= Red dress party =

Event where people wear red dresses, attended predominantly by gay men in drag

In LGBTQ culture, red dress parties are events in which people wear red dresses, regardless of gender. The first Red Dress Party fundraising event was held in Portland, Oregon in 2001, with only 75 people in attendance.

== History ==
This event started as a promise kept by a gay male couple after they received HIV diagnoses. They each promised to wear red at their funerals instead of the black attire typically worn at funerals in order to bring attention to the HIV/AIDS epidemic in the United States. Since 2005, Red Dress Parties have become popularized in other larger cities such as Toronto, Chicago and San Diego. Attendees pay an entry ticket usually varying from $45 to $155 per person. Nationwide profits go to organizations such as Planned Parenthood, Q Center Portland, AIDS Foundation, the Equality Project, and the HIV Funding Collective.

== Themes ==
Many annual red dress parties incorporate an annual theme. During the COVID-19 pandemic, Red Dress Party San Diego hosted a virtual event on October 3. For this virtual event, attendees were encouraged to participate in the "Serve Your Lewks" photo contest, which judges the participant's ability to create drag looks given a theme. Portland's drag event, set to a "Roaring Red" theme, inspired by the 1920s' elegance, was postponed until further notice. Previous Portland events include 2019's "Totally Red", 2018's "Wicked Red", 2017's "Red Queen", and 2016's "Walking Red".

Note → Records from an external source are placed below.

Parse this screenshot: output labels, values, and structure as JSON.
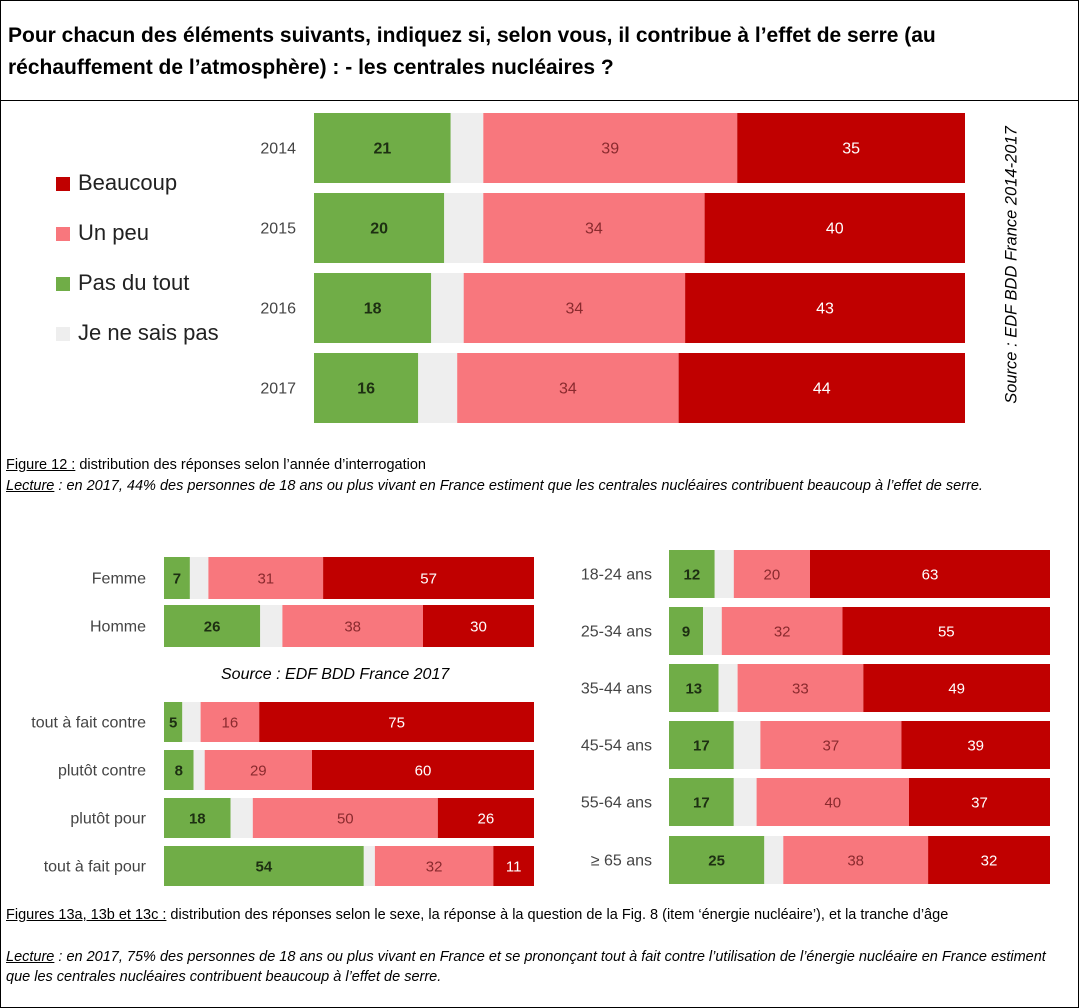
{
  "title": "Pour chacun des éléments suivants, indiquez si, selon vous, il contribue à l’effet de serre (au réchauffement de l’atmosphère) :   - les centrales nucléaires ?",
  "legend": [
    {
      "label": "Beaucoup",
      "color": "#c00000"
    },
    {
      "label": "Un peu",
      "color": "#f8777d"
    },
    {
      "label": "Pas du tout",
      "color": "#70ad47"
    },
    {
      "label": "Je ne sais pas",
      "color": "#eeeeee"
    }
  ],
  "source_main": "Source : EDF BDD France 2014-2017",
  "source_sub": "Source : EDF BDD France 2017",
  "caption12": {
    "figure_ref": "Figure 12 :",
    "figure_text": " distribution des réponses selon l’année d’interrogation",
    "lecture_ref": "Lecture",
    "lecture_text": " : en 2017, 44% des personnes de 18 ans ou plus vivant en France estiment que les centrales nucléaires contribuent beaucoup à l’effet de serre."
  },
  "caption13": {
    "figure_ref": "Figures 13a, 13b et 13c :",
    "figure_text": " distribution des réponses selon le sexe, la réponse à la question de la Fig. 8 (item ‘énergie nucléaire’), et la tranche d’âge",
    "lecture_ref": "Lecture",
    "lecture_text": " : en 2017, 75% des personnes de 18 ans ou plus vivant en France et se prononçant tout à fait contre l’utilisation de l’énergie nucléaire en France estiment que les centrales nucléaires contribuent beaucoup à l’effet de serre."
  },
  "chart_data": [
    {
      "type": "bar",
      "stacked": true,
      "orientation": "horizontal",
      "categories": [
        "2014",
        "2015",
        "2016",
        "2017"
      ],
      "series": [
        {
          "name": "Pas du tout",
          "values": [
            21,
            20,
            18,
            16
          ]
        },
        {
          "name": "Je ne sais pas",
          "values": [
            5,
            6,
            5,
            6
          ]
        },
        {
          "name": "Un peu",
          "values": [
            39,
            34,
            34,
            34
          ]
        },
        {
          "name": "Beaucoup",
          "values": [
            35,
            40,
            43,
            44
          ]
        }
      ]
    },
    {
      "type": "bar",
      "stacked": true,
      "orientation": "horizontal",
      "categories": [
        "Femme",
        "Homme"
      ],
      "series": [
        {
          "name": "Pas du tout",
          "values": [
            7,
            26
          ]
        },
        {
          "name": "Je ne sais pas",
          "values": [
            5,
            6
          ]
        },
        {
          "name": "Un peu",
          "values": [
            31,
            38
          ]
        },
        {
          "name": "Beaucoup",
          "values": [
            57,
            30
          ]
        }
      ]
    },
    {
      "type": "bar",
      "stacked": true,
      "orientation": "horizontal",
      "categories": [
        "tout à fait contre",
        "plutôt contre",
        "plutôt pour",
        "tout à fait pour"
      ],
      "series": [
        {
          "name": "Pas du tout",
          "values": [
            5,
            8,
            18,
            54
          ]
        },
        {
          "name": "Je ne sais pas",
          "values": [
            5,
            3,
            6,
            3
          ]
        },
        {
          "name": "Un peu",
          "values": [
            16,
            29,
            50,
            32
          ]
        },
        {
          "name": "Beaucoup",
          "values": [
            75,
            60,
            26,
            11
          ]
        }
      ]
    },
    {
      "type": "bar",
      "stacked": true,
      "orientation": "horizontal",
      "categories": [
        "18-24 ans",
        "25-34 ans",
        "35-44 ans",
        "45-54 ans",
        "55-64 ans",
        "≥ 65 ans"
      ],
      "series": [
        {
          "name": "Pas du tout",
          "values": [
            12,
            9,
            13,
            17,
            17,
            25
          ]
        },
        {
          "name": "Je ne sais pas",
          "values": [
            5,
            5,
            5,
            7,
            6,
            5
          ]
        },
        {
          "name": "Un peu",
          "values": [
            20,
            32,
            33,
            37,
            40,
            38
          ]
        },
        {
          "name": "Beaucoup",
          "values": [
            63,
            55,
            49,
            39,
            37,
            32
          ]
        }
      ]
    }
  ]
}
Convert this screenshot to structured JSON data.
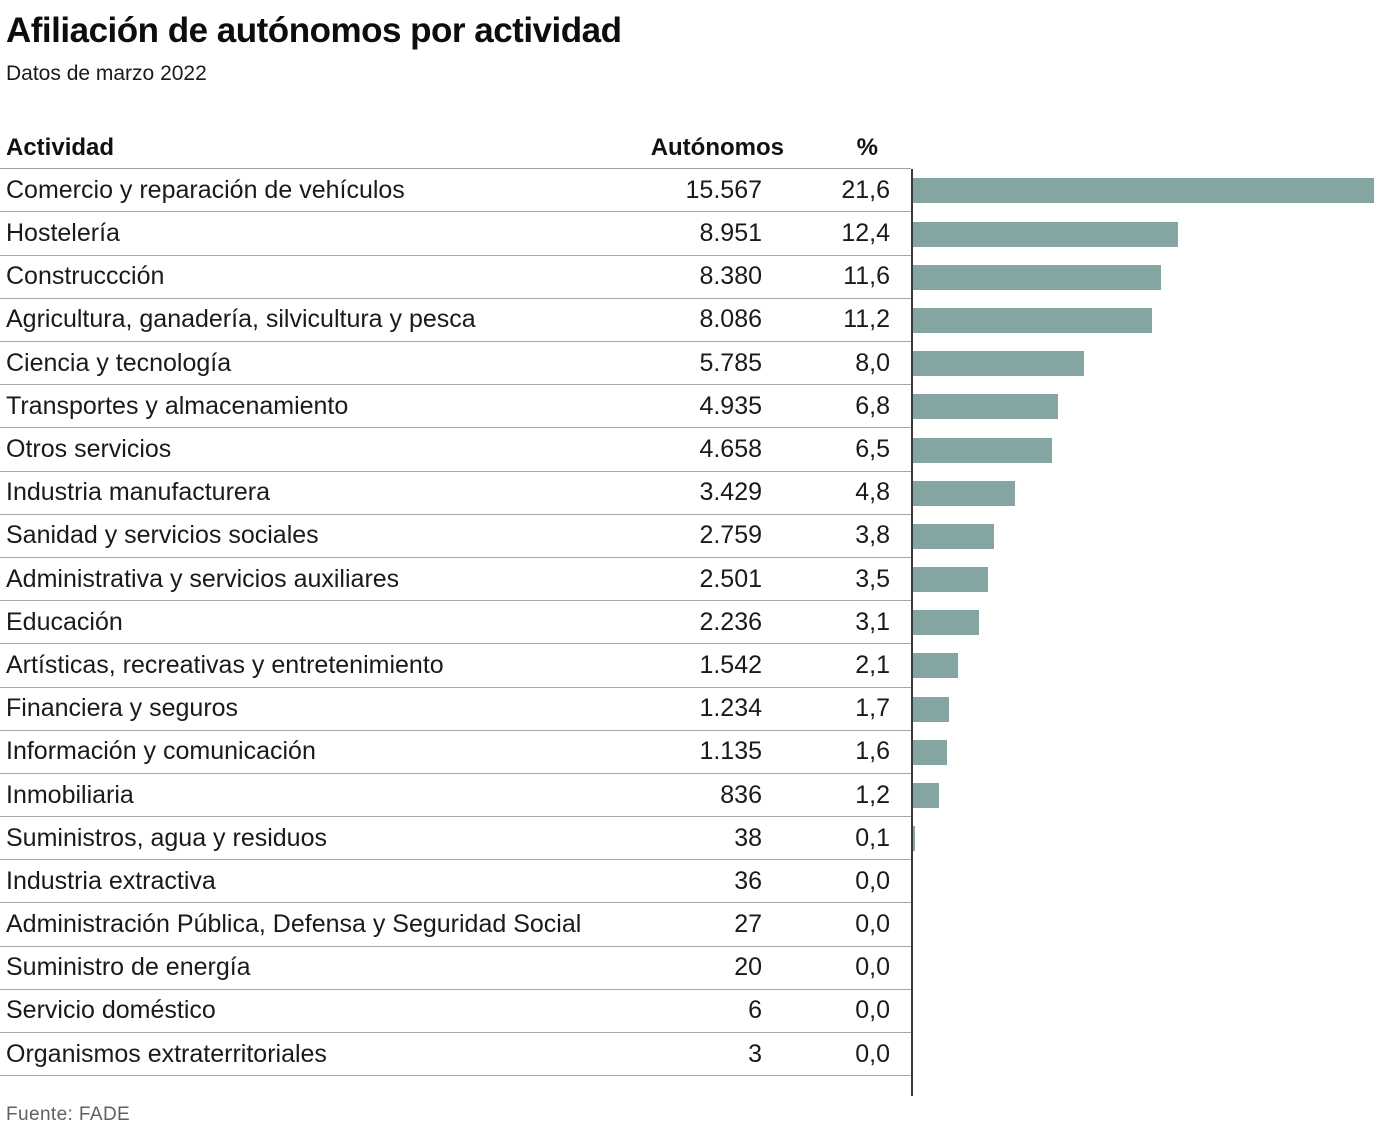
{
  "header": {
    "title": "Afiliación de autónomos por actividad",
    "subtitle": "Datos de marzo 2022"
  },
  "table": {
    "columns": [
      "Actividad",
      "Autónomos",
      "%"
    ]
  },
  "rows": [
    {
      "actividad": "Comercio y reparación de vehículos",
      "autonomos": "15.567",
      "pct": "21,6",
      "pct_value": 21.6
    },
    {
      "actividad": "Hostelería",
      "autonomos": "8.951",
      "pct": "12,4",
      "pct_value": 12.4
    },
    {
      "actividad": "Construccción",
      "autonomos": "8.380",
      "pct": "11,6",
      "pct_value": 11.6
    },
    {
      "actividad": "Agricultura, ganadería, silvicultura y pesca",
      "autonomos": "8.086",
      "pct": "11,2",
      "pct_value": 11.2
    },
    {
      "actividad": "Ciencia y tecnología",
      "autonomos": "5.785",
      "pct": "8,0",
      "pct_value": 8.0
    },
    {
      "actividad": "Transportes y almacenamiento",
      "autonomos": "4.935",
      "pct": "6,8",
      "pct_value": 6.8
    },
    {
      "actividad": "Otros servicios",
      "autonomos": "4.658",
      "pct": "6,5",
      "pct_value": 6.5
    },
    {
      "actividad": "Industria manufacturera",
      "autonomos": "3.429",
      "pct": "4,8",
      "pct_value": 4.8
    },
    {
      "actividad": "Sanidad y servicios sociales",
      "autonomos": "2.759",
      "pct": "3,8",
      "pct_value": 3.8
    },
    {
      "actividad": "Administrativa y servicios auxiliares",
      "autonomos": "2.501",
      "pct": "3,5",
      "pct_value": 3.5
    },
    {
      "actividad": "Educación",
      "autonomos": "2.236",
      "pct": "3,1",
      "pct_value": 3.1
    },
    {
      "actividad": "Artísticas, recreativas y entretenimiento",
      "autonomos": "1.542",
      "pct": "2,1",
      "pct_value": 2.1
    },
    {
      "actividad": "Financiera y seguros",
      "autonomos": "1.234",
      "pct": "1,7",
      "pct_value": 1.7
    },
    {
      "actividad": "Información y comunicación",
      "autonomos": "1.135",
      "pct": "1,6",
      "pct_value": 1.6
    },
    {
      "actividad": "Inmobiliaria",
      "autonomos": "836",
      "pct": "1,2",
      "pct_value": 1.2
    },
    {
      "actividad": "Suministros, agua y residuos",
      "autonomos": "38",
      "pct": "0,1",
      "pct_value": 0.1
    },
    {
      "actividad": "Industria extractiva",
      "autonomos": "36",
      "pct": "0,0",
      "pct_value": 0.0
    },
    {
      "actividad": "Administración Pública, Defensa y Seguridad Social",
      "autonomos": "27",
      "pct": "0,0",
      "pct_value": 0.0
    },
    {
      "actividad": "Suministro de energía",
      "autonomos": "20",
      "pct": "0,0",
      "pct_value": 0.0
    },
    {
      "actividad": "Servicio doméstico",
      "autonomos": "6",
      "pct": "0,0",
      "pct_value": 0.0
    },
    {
      "actividad": "Organismos extraterritoriales",
      "autonomos": "3",
      "pct": "0,0",
      "pct_value": 0.0
    }
  ],
  "chart_data": {
    "type": "bar",
    "orientation": "horizontal",
    "title": "Afiliación de autónomos por actividad",
    "subtitle": "Datos de marzo 2022",
    "categories": [
      "Comercio y reparación de vehículos",
      "Hostelería",
      "Construccción",
      "Agricultura, ganadería, silvicultura y pesca",
      "Ciencia y tecnología",
      "Transportes y almacenamiento",
      "Otros servicios",
      "Industria manufacturera",
      "Sanidad y servicios sociales",
      "Administrativa y servicios auxiliares",
      "Educación",
      "Artísticas, recreativas y entretenimiento",
      "Financiera y seguros",
      "Información y comunicación",
      "Inmobiliaria",
      "Suministros, agua y residuos",
      "Industria extractiva",
      "Administración Pública, Defensa y Seguridad Social",
      "Suministro de energía",
      "Servicio doméstico",
      "Organismos extraterritoriales"
    ],
    "series": [
      {
        "name": "Autónomos",
        "values": [
          15567,
          8951,
          8380,
          8086,
          5785,
          4935,
          4658,
          3429,
          2759,
          2501,
          2236,
          1542,
          1234,
          1135,
          836,
          38,
          36,
          27,
          20,
          6,
          3
        ]
      },
      {
        "name": "%",
        "values": [
          21.6,
          12.4,
          11.6,
          11.2,
          8.0,
          6.8,
          6.5,
          4.8,
          3.8,
          3.5,
          3.1,
          2.1,
          1.7,
          1.6,
          1.2,
          0.1,
          0.0,
          0.0,
          0.0,
          0.0,
          0.0
        ]
      }
    ],
    "xlim": [
      0,
      21.6
    ],
    "grid": false,
    "legend": false,
    "bar_color": "#85a5a3",
    "axis_color": "#3a3a3a"
  },
  "footer": {
    "source": "Fuente: FADE"
  }
}
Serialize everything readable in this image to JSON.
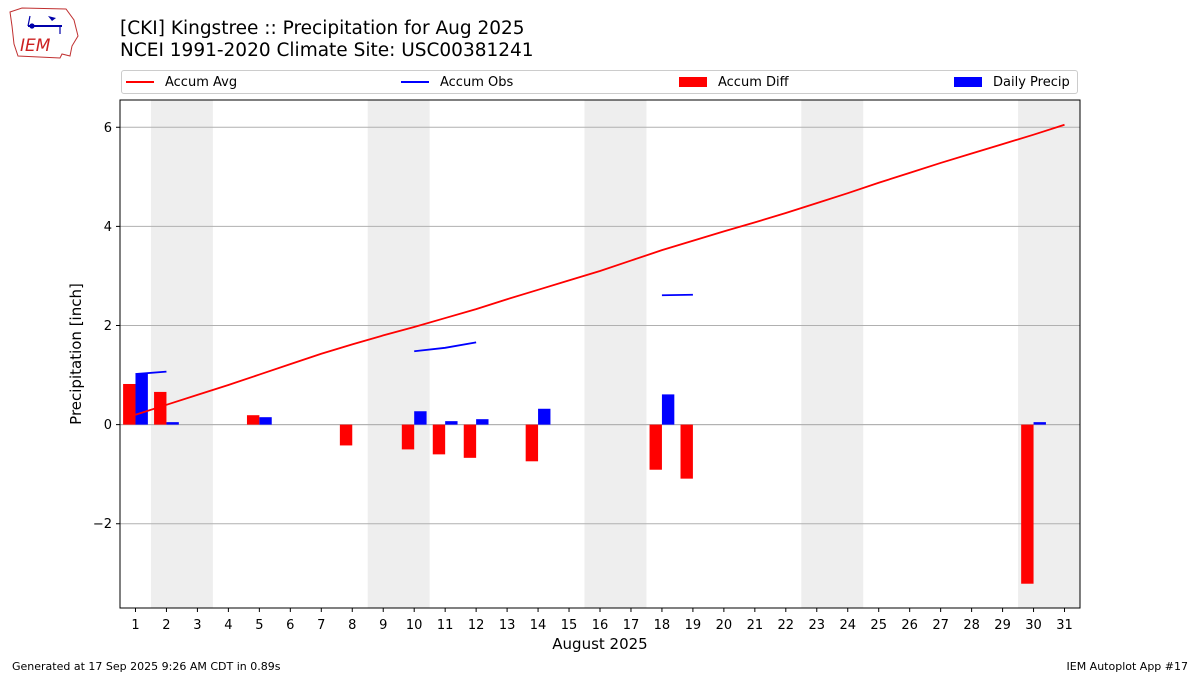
{
  "logo": {
    "text": "IEM"
  },
  "header": {
    "title_line1": "[CKI] Kingstree :: Precipitation for Aug 2025",
    "title_line2": "NCEI 1991-2020 Climate Site: USC00381241"
  },
  "legend": {
    "accum_avg": "Accum Avg",
    "accum_obs": "Accum Obs",
    "accum_diff": "Accum Diff",
    "daily_precip": "Daily Precip"
  },
  "footer": {
    "left": "Generated at 17 Sep 2025 9:26 AM CDT in 0.89s",
    "right": "IEM Autoplot App #17"
  },
  "colors": {
    "avg": "#ff0000",
    "obs": "#0000ff",
    "diff": "#ff0000",
    "daily": "#0000ff",
    "weekend_shade": "#eeeeee",
    "grid": "#b0b0b0"
  },
  "chart_data": {
    "type": "bar",
    "title": "[CKI] Kingstree :: Precipitation for Aug 2025",
    "subtitle": "NCEI 1991-2020 Climate Site: USC00381241",
    "xlabel": "August 2025",
    "ylabel": "Precipitation [inch]",
    "xlim": [
      0.5,
      31.5
    ],
    "ylim": [
      -3.7,
      6.55
    ],
    "yticks": [
      -2,
      0,
      2,
      4,
      6
    ],
    "ytick_labels": [
      "−2",
      "0",
      "2",
      "4",
      "6"
    ],
    "xticks": [
      1,
      2,
      3,
      4,
      5,
      6,
      7,
      8,
      9,
      10,
      11,
      12,
      13,
      14,
      15,
      16,
      17,
      18,
      19,
      20,
      21,
      22,
      23,
      24,
      25,
      26,
      27,
      28,
      29,
      30,
      31
    ],
    "grid": "y",
    "legend_position": "top",
    "shaded_days": [
      [
        2,
        3
      ],
      [
        9,
        10
      ],
      [
        16,
        17
      ],
      [
        23,
        24
      ],
      [
        30,
        31
      ]
    ],
    "series": [
      {
        "name": "Accum Avg",
        "kind": "line",
        "values": [
          0.2,
          0.4,
          0.6,
          0.8,
          1.01,
          1.22,
          1.43,
          1.62,
          1.8,
          1.97,
          2.15,
          2.33,
          2.53,
          2.72,
          2.91,
          3.1,
          3.31,
          3.52,
          3.71,
          3.9,
          4.08,
          4.27,
          4.47,
          4.67,
          4.88,
          5.08,
          5.28,
          5.47,
          5.66,
          5.85,
          6.05
        ]
      },
      {
        "name": "Accum Obs",
        "kind": "line",
        "values": [
          1.02,
          1.07,
          null,
          null,
          null,
          null,
          null,
          null,
          null,
          1.48,
          1.55,
          1.66,
          null,
          null,
          null,
          null,
          null,
          2.61,
          2.62,
          null,
          null,
          null,
          null,
          null,
          null,
          null,
          null,
          null,
          null,
          null,
          null
        ]
      },
      {
        "name": "Accum Diff",
        "kind": "bar",
        "values": [
          0.82,
          0.66,
          null,
          null,
          0.19,
          null,
          null,
          -0.42,
          null,
          -0.5,
          -0.6,
          -0.67,
          null,
          -0.74,
          null,
          null,
          null,
          -0.91,
          -1.09,
          null,
          null,
          null,
          null,
          null,
          null,
          null,
          null,
          null,
          null,
          -3.21,
          null
        ]
      },
      {
        "name": "Daily Precip",
        "kind": "bar",
        "values": [
          1.03,
          0.05,
          null,
          null,
          0.15,
          null,
          null,
          null,
          null,
          0.27,
          0.07,
          0.11,
          null,
          0.32,
          null,
          null,
          null,
          0.61,
          null,
          null,
          null,
          null,
          null,
          null,
          null,
          null,
          null,
          null,
          null,
          0.05,
          null
        ]
      }
    ]
  }
}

In Toronto, Canada, The Red Dress Ball has been a staple of the LGBTQ community since 2018, attracting sold-out crowds in support of people at risk or impacted by HIV/AIDS. Much like its American counterparts, The Red Dress Ball encourages all participants to dress in red, with a wide variety of daring and interesting outfit creations on display; however, it does not stipulate specific dress themes, allowing participants to exercise their individual creativity. During the COVID-19 pandemic, The Red Dress Ball continued virtually, producing two editions over an ongoing lock-down, and it will continue to operate a hybrid model from 2022 onwards, with an in-person event and a virtual afterparty angled towards national and international participation.

==Locations==
Cities with annual events include Toronto, Palm Springs, Ontario (Canada), Portland, Oregon, San Diego., Hollywood, Seattle, Sacramento, and Chicago.

=== Toronto, Ontario ===
In Toronto, Ontario, the red dress fundraiser is known as The Red Dress Ball, and commenced at grassroots in 2018 with more than 500 guests in attendance. It's organized by The Red Dress Ball Foundation, a Canadian non-profit incorporated in 2022. The organization is dedicated to ensuring ongoing awareness of the continuing impact of HIV/AIDS in Canada, raising funds to support initiatives & organizations that help people living with, or at risk of HIV/AIDS. Each year, they bring together a broad and diverse community to raise money and make connections, advocating for a world without HIV/AIDS stigma, and coming together as a community to give back. In 2022, their funding recipients will be the Toronto People With AIDS Foundation (PWA), the Black Coalition for AIDS Prevention (Black CAP), and HQ Toronto.

===Portland, Oregon===
The Portland charity event began as a basement party in 2001, and benefits organizations supporting LGBTQ youth and people living with HIV/AIDS. The staff and crew are all volunteers. Parties are now attended by 2,000 people and raise as much as $30,000 annually. Chelsea Clinton attended the 2008 event. The event is usually held at the Veteran's Memorial Coliseum.

===San Diego===
Red Dress Party San Diego is presented by the Think Red Project, and funds generated from Red Dress Party San Diego directly benefit the San Diego HIV Funding Collaborative (SDHFC), which helps the community by offering grants to 501(c)(3) organizations which then use the money to further advocate for, support, and educate those affected by HIV and AIDS.

=== Hollywood ===
Hollywood's annual Red Dress Party took place at Gold Coast Bar, before its closure in 2019. Attendees put their best red outfits on, and joined each other for drinks at a discounted price. It took place from 2pm to midnight. In previous years, all proceeds went to Life Group LA.

=== Seattle ===
Held in Fremont Studios, Seattle's Red Dress Party takes up three large studio rooms, and an outside lot for food trucks. There are DJs, performers, and a silent auction that go towards donations. All proceeds go to local LGBTQ foundations and AIDS/HIV prevention organizations. Tickets are a tax write-off. Red Dress Party Seattle closed in 2024, citing overall impact from the 2020 COVID pandemic and general decline in attendance.

=== Sacramento ===
Sacramento's Red Dress Party is organized by the Sacramento LGBT Community Center. This event has been awarded Q-Sac Magazine's "2014 Best Gayborhood Party", a two-time cover feature on Outward Magazine, and news coverage on the Morning Show on Fox40, and News 10.

=== Chicago ===
Chicago's Red Dress Party is presented by the Equality Project. Events include DJs, drag races, and singers.